A patriarch dreams to build a family home—”a jewel box for individual lifestyles”—in which he, his wife, and his four children’s future families will reside. A building concept is thereby required that can accommodate families that do—and do not yet—exist. The patriarch’s other wishes are that the ensemble of five homes has the architectural integrity of a single building, that the building look as though it has always been part of the site, and that it incorporate a classic double stair.
To create a structure in which each home can be experienced autonomously and as a component of a larger domestic network, the program is organized into a necklace whose gems alternate between the five homes and two shared pavilions: an event space and an entertainment pavilion. The extraordinary site commands views out to the ocean from a high bluff on one side, and into an old-growth forest on the other. Each of the five homes are thus afforded different site experiences: ocean, forest, or half-and-half.

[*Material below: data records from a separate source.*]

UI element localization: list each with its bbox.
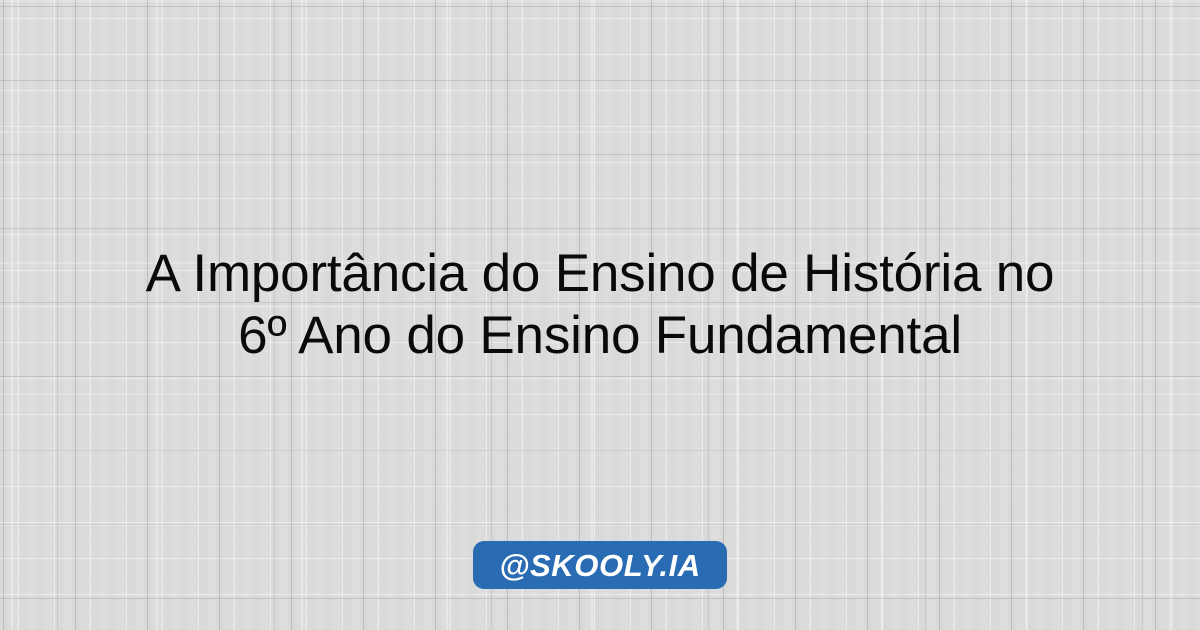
- share-card: A Importância do Ensino de História no 6…: [0, 0, 1200, 630]
- card-content: A Importância do Ensino de História no 6…: [0, 0, 1200, 630]
- headline-block: A Importância do Ensino de História no 6…: [0, 243, 1200, 367]
- badge-row: @SKOOLY.IA: [0, 541, 1200, 589]
- handle-badge[interactable]: @SKOOLY.IA: [473, 541, 727, 589]
- page-title: A Importância do Ensino de História no 6…: [14, 243, 1186, 367]
- handle-badge-label: @SKOOLY.IA: [499, 550, 701, 581]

To accommodate the possible needs and proclivities of families which do not yet exist, the homes are designed as unique gems on the necklace, each with a distinct living typology based loosely upon one of five canonical, Modernist homes. The residence’s exterior is wrapped in mirror glass which makes the building disappear into the site. The effect reduces the perception of the structure’s mass and surreptitiously achieves the patriarch’s desire for a structure that “looks as if it has always been part of the site” by looking like it isn’t there at all. Driving under the cantilevered home, one enters the arrival courtyard: a secret garden whose clear, fluted glass visually ties the three-generational family together. By night, the exterior’s mirror glass appears to dissolve, creating a lively lantern on the bluff.